This result aligns with the expectation that near-infrared and shortwave infrared bands, such as B07 and B12, are particularly effective for detecting Sand and vegetation boundaries. However, the results also highlight the limitations of Sentinel-2 data, as these critical bands are only available at a 20 meter resolution, restricting the model’s potential for finer scale classifications.
The Support Vector Machine model was evaluated on Beach1 and Beach2 to analyze its performance, visualized in Figure 4.13. The results reveal considerable differences in the model’s performance between the two areas, which was also mentioned in the CART and Random Forest model.
On Beach1, the model struggles with detecting Sand, achieving a sensitivity of 57.40%. This indicates that a significant portion of actual Sandpixels is misclassified into other categories. Despite this, the positive predictive value (PPV) for Sand is exceptionally high at 96.97%, meaning that when the model predicts Sand, it is accurate nearly all the time. The specificity for Sand is also high with 98.60%, showing that No-Sand pixels are rarely misclassified as Sand. However, the overall balanced accuracy for the Sand class is 78.18%, highlighting the need for improved detection in larger, more diverse areas like Beach1.
In contrast, Beach2 demonstrates significantly better results for the Sand class. The sensitivity improves to 80.00%, meaning the majority of Sand pixels are correctly identified. The PPV remains high at 92.31%, and the balanced accuracy rises to 88.75%. These results suggest that the SVM model performs better in the smaller, less complex area of Beach2, where class boundaries are more distinct and the landscape diversity is reduced.
Overall, the Support Vector Machine demonstrates strong performance in detecting Sand. However, there is room for improvement in distinguishing Sand more effectively from the Building and Water classes, which could potentially be achieved by incorporating more training data for these two classes.
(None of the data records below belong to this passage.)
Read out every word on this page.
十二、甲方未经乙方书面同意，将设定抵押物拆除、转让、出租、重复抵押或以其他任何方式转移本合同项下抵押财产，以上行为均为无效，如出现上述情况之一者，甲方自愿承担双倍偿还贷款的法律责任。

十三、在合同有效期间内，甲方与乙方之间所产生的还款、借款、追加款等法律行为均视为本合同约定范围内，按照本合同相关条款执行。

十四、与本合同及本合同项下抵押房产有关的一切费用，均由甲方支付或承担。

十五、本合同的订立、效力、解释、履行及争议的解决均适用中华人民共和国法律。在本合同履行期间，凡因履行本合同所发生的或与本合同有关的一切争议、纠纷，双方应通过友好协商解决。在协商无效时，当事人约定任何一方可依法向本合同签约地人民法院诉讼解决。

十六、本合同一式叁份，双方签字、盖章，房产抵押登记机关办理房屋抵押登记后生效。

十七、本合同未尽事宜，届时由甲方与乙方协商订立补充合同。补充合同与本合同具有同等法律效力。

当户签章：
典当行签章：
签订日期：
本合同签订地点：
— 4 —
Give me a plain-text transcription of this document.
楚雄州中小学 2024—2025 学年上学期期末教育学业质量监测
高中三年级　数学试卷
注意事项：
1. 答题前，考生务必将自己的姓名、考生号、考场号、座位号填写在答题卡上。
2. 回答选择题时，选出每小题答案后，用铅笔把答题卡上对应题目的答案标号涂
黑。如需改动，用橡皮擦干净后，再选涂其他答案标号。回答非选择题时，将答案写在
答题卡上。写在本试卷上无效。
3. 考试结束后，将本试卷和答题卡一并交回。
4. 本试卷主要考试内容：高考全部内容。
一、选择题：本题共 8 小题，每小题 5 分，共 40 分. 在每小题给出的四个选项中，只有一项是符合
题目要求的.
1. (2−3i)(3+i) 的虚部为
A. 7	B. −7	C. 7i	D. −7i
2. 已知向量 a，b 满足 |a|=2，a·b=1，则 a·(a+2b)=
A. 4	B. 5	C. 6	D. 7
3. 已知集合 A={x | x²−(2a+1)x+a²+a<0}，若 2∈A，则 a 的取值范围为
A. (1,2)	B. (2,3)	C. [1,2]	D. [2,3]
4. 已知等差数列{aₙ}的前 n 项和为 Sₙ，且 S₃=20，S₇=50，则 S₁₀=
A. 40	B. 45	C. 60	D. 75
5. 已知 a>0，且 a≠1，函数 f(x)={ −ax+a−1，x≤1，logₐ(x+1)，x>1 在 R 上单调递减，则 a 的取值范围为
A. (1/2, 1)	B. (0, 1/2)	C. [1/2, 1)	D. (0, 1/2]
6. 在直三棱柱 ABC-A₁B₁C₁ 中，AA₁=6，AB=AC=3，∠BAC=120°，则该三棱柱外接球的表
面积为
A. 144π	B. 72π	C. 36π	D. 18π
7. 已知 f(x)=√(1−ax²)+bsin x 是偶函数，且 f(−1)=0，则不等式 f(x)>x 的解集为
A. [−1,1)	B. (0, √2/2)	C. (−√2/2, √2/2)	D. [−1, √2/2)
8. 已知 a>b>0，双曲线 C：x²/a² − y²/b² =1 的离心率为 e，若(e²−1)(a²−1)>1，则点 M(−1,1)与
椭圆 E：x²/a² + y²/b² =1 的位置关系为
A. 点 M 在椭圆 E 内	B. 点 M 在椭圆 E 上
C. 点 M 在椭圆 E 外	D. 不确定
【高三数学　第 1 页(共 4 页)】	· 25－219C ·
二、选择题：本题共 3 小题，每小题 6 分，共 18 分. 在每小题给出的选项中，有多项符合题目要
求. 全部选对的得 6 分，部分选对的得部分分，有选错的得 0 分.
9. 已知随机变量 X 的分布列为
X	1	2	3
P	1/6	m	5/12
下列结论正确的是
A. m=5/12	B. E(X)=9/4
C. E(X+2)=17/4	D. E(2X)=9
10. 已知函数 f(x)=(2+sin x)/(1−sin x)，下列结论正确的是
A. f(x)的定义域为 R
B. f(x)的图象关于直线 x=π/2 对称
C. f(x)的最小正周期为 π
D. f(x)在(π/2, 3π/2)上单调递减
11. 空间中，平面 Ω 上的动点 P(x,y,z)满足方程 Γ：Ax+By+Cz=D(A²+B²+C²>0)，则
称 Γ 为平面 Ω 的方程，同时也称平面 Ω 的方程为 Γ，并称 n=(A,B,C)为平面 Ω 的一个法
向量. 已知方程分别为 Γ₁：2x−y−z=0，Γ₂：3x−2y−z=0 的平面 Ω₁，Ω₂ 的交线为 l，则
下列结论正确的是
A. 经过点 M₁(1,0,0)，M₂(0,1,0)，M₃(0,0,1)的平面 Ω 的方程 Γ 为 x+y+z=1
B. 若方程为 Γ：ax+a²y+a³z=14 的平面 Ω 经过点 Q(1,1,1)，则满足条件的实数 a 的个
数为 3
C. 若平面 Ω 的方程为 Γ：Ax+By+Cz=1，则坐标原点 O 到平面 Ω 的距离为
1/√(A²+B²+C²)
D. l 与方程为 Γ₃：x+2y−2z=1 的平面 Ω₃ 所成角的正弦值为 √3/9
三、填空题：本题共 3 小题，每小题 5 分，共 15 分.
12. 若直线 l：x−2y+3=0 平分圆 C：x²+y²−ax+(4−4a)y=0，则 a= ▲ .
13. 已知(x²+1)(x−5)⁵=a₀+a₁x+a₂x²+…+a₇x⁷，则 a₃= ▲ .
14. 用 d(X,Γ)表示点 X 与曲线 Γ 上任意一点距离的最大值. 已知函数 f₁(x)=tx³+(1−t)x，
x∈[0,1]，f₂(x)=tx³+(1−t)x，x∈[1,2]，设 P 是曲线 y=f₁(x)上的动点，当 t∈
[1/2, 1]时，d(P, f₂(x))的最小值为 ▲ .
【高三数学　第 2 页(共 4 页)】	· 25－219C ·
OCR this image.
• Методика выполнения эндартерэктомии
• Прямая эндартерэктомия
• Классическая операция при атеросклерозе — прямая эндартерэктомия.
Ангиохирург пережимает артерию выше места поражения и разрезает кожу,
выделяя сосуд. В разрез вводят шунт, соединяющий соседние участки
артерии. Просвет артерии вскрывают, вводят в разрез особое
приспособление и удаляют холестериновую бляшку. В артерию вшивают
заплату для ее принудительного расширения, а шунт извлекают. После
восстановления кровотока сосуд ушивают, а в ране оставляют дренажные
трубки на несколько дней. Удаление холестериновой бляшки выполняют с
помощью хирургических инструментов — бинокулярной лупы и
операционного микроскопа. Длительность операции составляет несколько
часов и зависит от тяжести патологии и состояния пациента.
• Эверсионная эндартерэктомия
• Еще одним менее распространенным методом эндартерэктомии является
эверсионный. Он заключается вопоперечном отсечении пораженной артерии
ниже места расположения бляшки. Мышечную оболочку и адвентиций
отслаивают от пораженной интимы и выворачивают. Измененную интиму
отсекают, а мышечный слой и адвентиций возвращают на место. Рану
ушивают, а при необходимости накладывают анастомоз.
4.4 Unawatuna Beach sand changes over time (2019–2023)
The evaluation of the Random Forest model reveals that it performs well on data that closely resembles the training dataset. This is evident in its ability to accurately predict Sand along the coastline, particularly in areas with features and shapes similar to those in the training data. This suggests that the model is reliable for analyzing timeline changes, as the consistent features of Unawatuna Beach over the years align well with the training data characteristics.
The sand area calculations were derived using Sentinel-2 data with a 20m resolution, where each pixel represents a 20m x 20m area. In the visualized results, shown in Figure 4.15, the model not only detects the sand coastline but also identifies sandy patches within urban and vegetative regions, which is a common feature in Sri Lankan coastal landscapes.
The analysis reveals a clear trend of decreasing sand levels between the years 2020 and 2021, as depicted in Figure 4.14, indicating a period of reduction in sand coverage along the shoreline. In contrast, the years 2022 and 2023 show a slight recovery, with an increase in sand levels compared to the preceding period. This fluctuation highlights the dynamic nature of sand distribution over time, with periods of both decline and recovery evident in the observed data. Table 4.1 shows the structed results of the pixel count.
| Year | Sand Area |
|---|---|
| 2019 | 97600 |
| 2020 | 97200 |
| 2021 | 81600 |
| 2022 | 81200 |
| 2023 | 88400 |